Queriéndolo o no, los peruanos estamos aferrados de un modo obsesivo a la idea de “molestar” a los demás. Empezamos una conversación con frases como “Te molesto para decirte que…” o “Si no es mucha molestia”. La frase “disculpe la molestia” también es usual y lo mismo ocurre con “espero no te moleste” o “aunque te molestes”.
Una variante inculpatoria, como fórmula de despedida, es “te dejo trabajar” o “te dejo descansar”. Cuando queremos terminar una conversación, con frecuencia anunciamos: “No te molesto más”. Es un modo de esperar que la otra persona diga lo esperado: “No es ninguna molestia, al contrario”. Los códigos de la conversación ya están establecidos en torno a la posibilidad o no de molestar a lo que podríamos llamar, exagerando, el prójimo.
Es cierto que hay equivalentes de estas frases en otros idiomas y otros países. Sin embargo, me asombra la diversidad con que usamos la expresión entre nosotros. Hay carteles en las puertas de algunos cuartos que dicen: “No molestar”. En una novela de Alfredo Bryce, el protagonista repite “No quiero molestar”, con la aclaración de que es una frase típica de un peruano. Pueden encontrarse ejemplos en toda Latinoamérica. “Nunca más volveré a molestarte”, canta Vicente Fernández para concluir: “Te adoré, te perdí, ya ni modo”.
Uno puede preguntarse por la razón de esta relación con la palabra ‘molestia’, del latín ‘molestare’, es decir cargar “moles” o “peso”. Decimos “no te molesto más” porque nos acusamos de ser personas inoportunas o pesadas. Es una expresión que a la vez que nos acusa, nos señala culpables.
Protocolo de la cautela, señal de cortesía, estrategia para minimizarse, el culto por la culpabilidad y la autoacusación puede ser una señal de una valoración menor de uno mismo. Es lo que se espera de nosotros en una conversación: acusarse, culparse, decir que estamos molestando al otro. La amabilidad peruana no es un disfraz o una máscara. Es una pasión sentida en lo más hondo con una rutina propia. Algunos todavía caminan dando o recibiendo los “buenos días” con policías o guardianes. Estamos entregados a los protocolos menores de la convivencia. El ritual es una costumbre adquirida.

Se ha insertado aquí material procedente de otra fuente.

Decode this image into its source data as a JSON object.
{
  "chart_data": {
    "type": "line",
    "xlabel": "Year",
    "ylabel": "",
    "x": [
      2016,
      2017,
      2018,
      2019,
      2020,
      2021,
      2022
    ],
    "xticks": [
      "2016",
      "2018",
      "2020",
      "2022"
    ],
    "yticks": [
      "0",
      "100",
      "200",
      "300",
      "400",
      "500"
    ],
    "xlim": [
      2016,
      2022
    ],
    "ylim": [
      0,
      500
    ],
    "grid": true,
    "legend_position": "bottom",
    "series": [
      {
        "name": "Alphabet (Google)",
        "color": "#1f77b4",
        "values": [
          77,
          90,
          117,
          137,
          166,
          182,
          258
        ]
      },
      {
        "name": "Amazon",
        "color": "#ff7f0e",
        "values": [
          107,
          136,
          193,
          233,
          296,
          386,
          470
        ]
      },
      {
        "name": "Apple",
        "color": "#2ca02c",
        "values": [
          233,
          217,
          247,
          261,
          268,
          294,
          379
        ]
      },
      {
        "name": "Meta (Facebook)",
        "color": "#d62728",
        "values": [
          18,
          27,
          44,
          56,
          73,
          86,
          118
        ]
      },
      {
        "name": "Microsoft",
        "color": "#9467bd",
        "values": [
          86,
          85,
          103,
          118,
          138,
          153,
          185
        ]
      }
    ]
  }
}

Por esa misma razón, con frecuencia iniciamos una frase diciendo “disculpe” o “perdón”, incluso cuando no tiene ningún sentido hacerlo. A veces es esperable que los demás sepan que pedimos disculpas de antemano por razones que nadie conoce. Si alguien está vendiendo frutas en una carretilla, nos acercamos y antes de pedirle algo nos excusamos de hablar. “Disculpe, ¿tiene manzanas?”.
Cuando un camarero nos trae algún plato, antes de servirlo, nos dice: “Disculpe”. ¿Hay alguna razón para que pida disculpas por hacer algo que le hemos pedido? Sí, mostrarse cortés, aunque sea de un modo absurdo. No por ello es menos honesto. Son disculpas preventivas, que tienen que ver directamente con ese afán de “no molestar”.
Disculparnos de existir puede ser una elegante señal de modestia, pero no nos llevará muy lejos. Tiene algo que ver con nuestra propia autoestima y con la gente que anda diciendo que no hay país más sucio y terrible que el nuestro (qué ingenuidad y qué falta de información la suya). Pedir disculpas de antemano y no molestar son señales de nuestra rutina. No me resisto a decir que no molesto más con este tema.